Description
Creamy chocolate peanut butter cheesecake that no one will guess is made with natural ingredients.
Ingredients
Crust
1/2 cup raw walnuts
1/2 cup pitted dates, softened in hot water if needed
1 1/2 Tbsp unsweetened cocoa powder
2 Tbsp unsweetened shredded coconut
1 Tbsp honey or date syrup
pinch of sea salt
Filling
1 cup roasted unsalted cashews, soaked for at least 1 hour)
3 Tbsp maple syrup
3 Tbsp date syrup
1/4 cup coconut oil, melted
1/4 cup Date Lady Chocolate Date Spread
1/4 cup natural creamy peanut butter
1/2 cup coconut cream
1 tsp vanilla
2 Tbsp unsweetened cocoa powder
1/4 tsp sea salt
Topping
1/4 cup dark chocolate chips
2 Tbsp natural peanut butter
Instructions
- Soak the cashews in boaling water for at least an hour. Rinse and drain.
- Line an 8 1/2 inch loaf pan with parchment paper. Set aside.
- Place your dates and walnuts in a food processor. Process until it resembles coarse meal. Add the rest of the crust ingredients and mix until the mixture is clumping.
- Press the crust mixture into the bottom of the pan. Refrigerate while you make the filling.
- In a small bowl, microwave the peanut butter, chocolate spread, syrups, and coconut oil about 30 seconds or until a smooth.

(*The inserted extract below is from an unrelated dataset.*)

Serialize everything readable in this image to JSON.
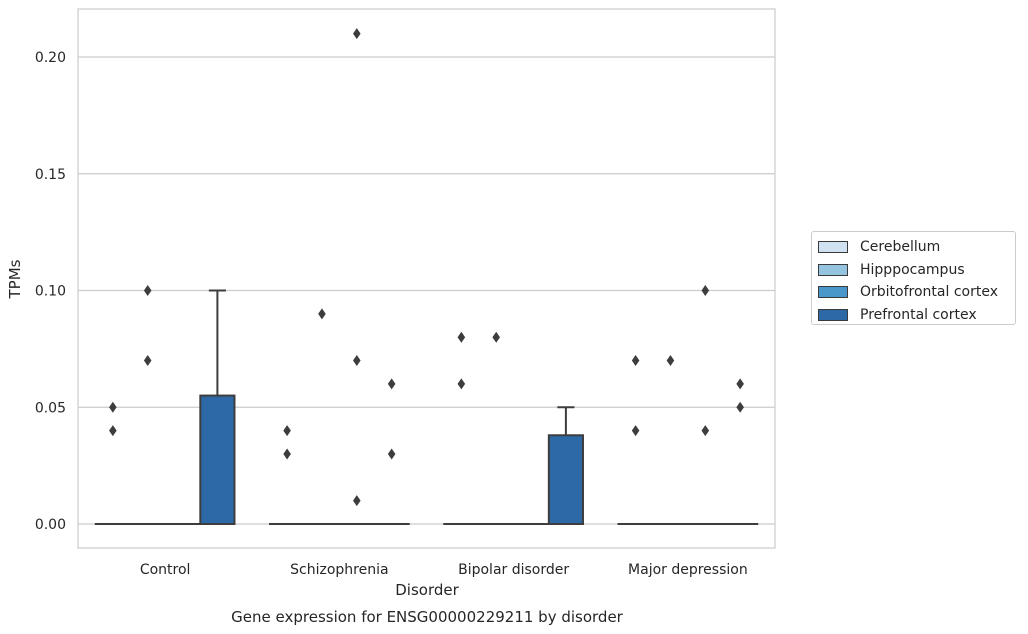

- Pour your mixture into the food processor along with vanilla, coconut cream, cocoa, and salt. Blend until smooth.
- Pour your filling mixture over the crust and place back in the fridge for one to two hours or until solid.
- Melt the topping ingredients and stir until smooth. Spread over the filling and place back in the fridge until ready to serve.
- Slice and serve
Notes
This can also be made in a 6-inch cake pan.